There are periods where you’ll read less than you did pre-kid. The first six weeks are rough– babies are getting used to the whole night/day concept, need to be fed every three hours (or with even more frequency), and if it’s your first, you have no idea what you’re doing. You’ll spend a good bit of time figuring out how diapers work. And again, when they’re teething and you’re too busy wiping up drool to do much else. But here’s the secret most people don’t tell you because they want to be parenting martyrs: babies don’t DO anything. FOR MONTHS. They sit (or sleep, if we’re being real) where you put them. They don’t talk back. They don’t ask to go to the park or demand craft time or need deep talks about the whys and wherefores of life. They’re consumed with wonder at the fact that they have toes. And you know what I did while my twins discovered their appendages? I read books, sometimes while holding a baby in one arm and a book in the other. I discovered audiobooks, set on whisper-quiet volume.

When I went back to work, I read on my breaks and during lunch, and after the boys were down for the night. It became less of a hobby and more of a thing I did to remind myself that I was still my own person with my own interests outside of breast pumps and nap schedules- something I think is important for kids to see. How do you find time to read when you have kids? You fucking make it, because it matters. I want my boys to recognize that mommy (and yes, I mean specifically mommy) is a fully-developed human whose life is not entirely composed of them.
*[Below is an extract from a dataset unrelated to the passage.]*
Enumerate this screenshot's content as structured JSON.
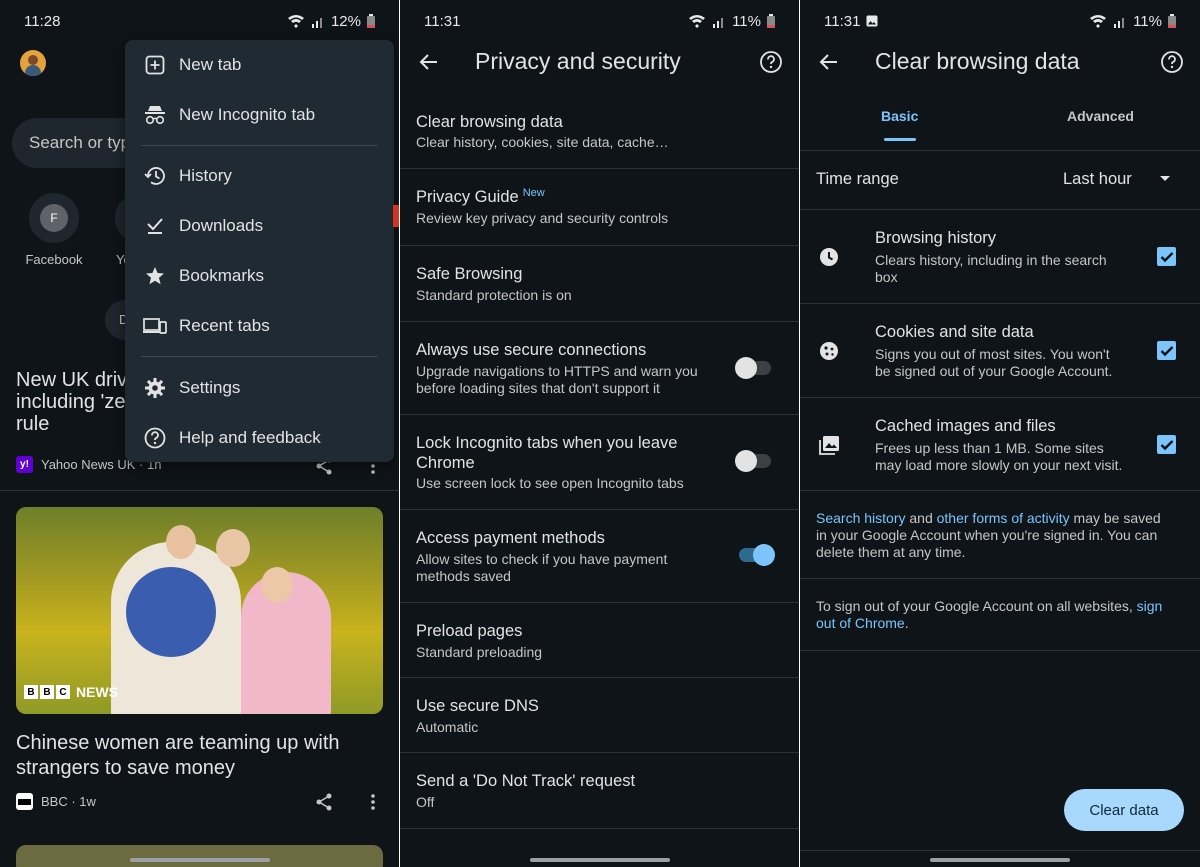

I say I want them to understand that reading is important to mommy (me) because no one ever asks my husband how he finds time to pay attention to his hobbies now that he’s a father. We both work full-time, we split parenting duties pretty equitably, but people are more concerned about policing how focused *I* am on my kids, not him. The expectation is that I, as a mother, should be too consumed with helicoptering over my children to have time to do anything for myself. The result of that being children who don’t see a caregiver reading or investing in herself, along with a sense that they are the entitled center of the universe, with a generous scoop of It’s Cool When Men Don’t Pay Attention To Their Kids 24/7, But Not Cool When Women Don’t.

I’m not having that. Babies don’t need–or even want–you in their faces every second of every day (over-stimulation is real, ya’ll, and results in Babies Who Won’t Nap, which is another name for Dante’s Hell-center). Toddlers are not harmed when you give them a pound of Play-Doh and then, instead of sitting down with them and showing them how to build a perfect castle, you sit off to the side and read a book while they build imperfect ones. If reading is a priority for you, you will find or make the time, and your kids will get the message that it’s important. So: have babies, read books. Especially if you’re their mother.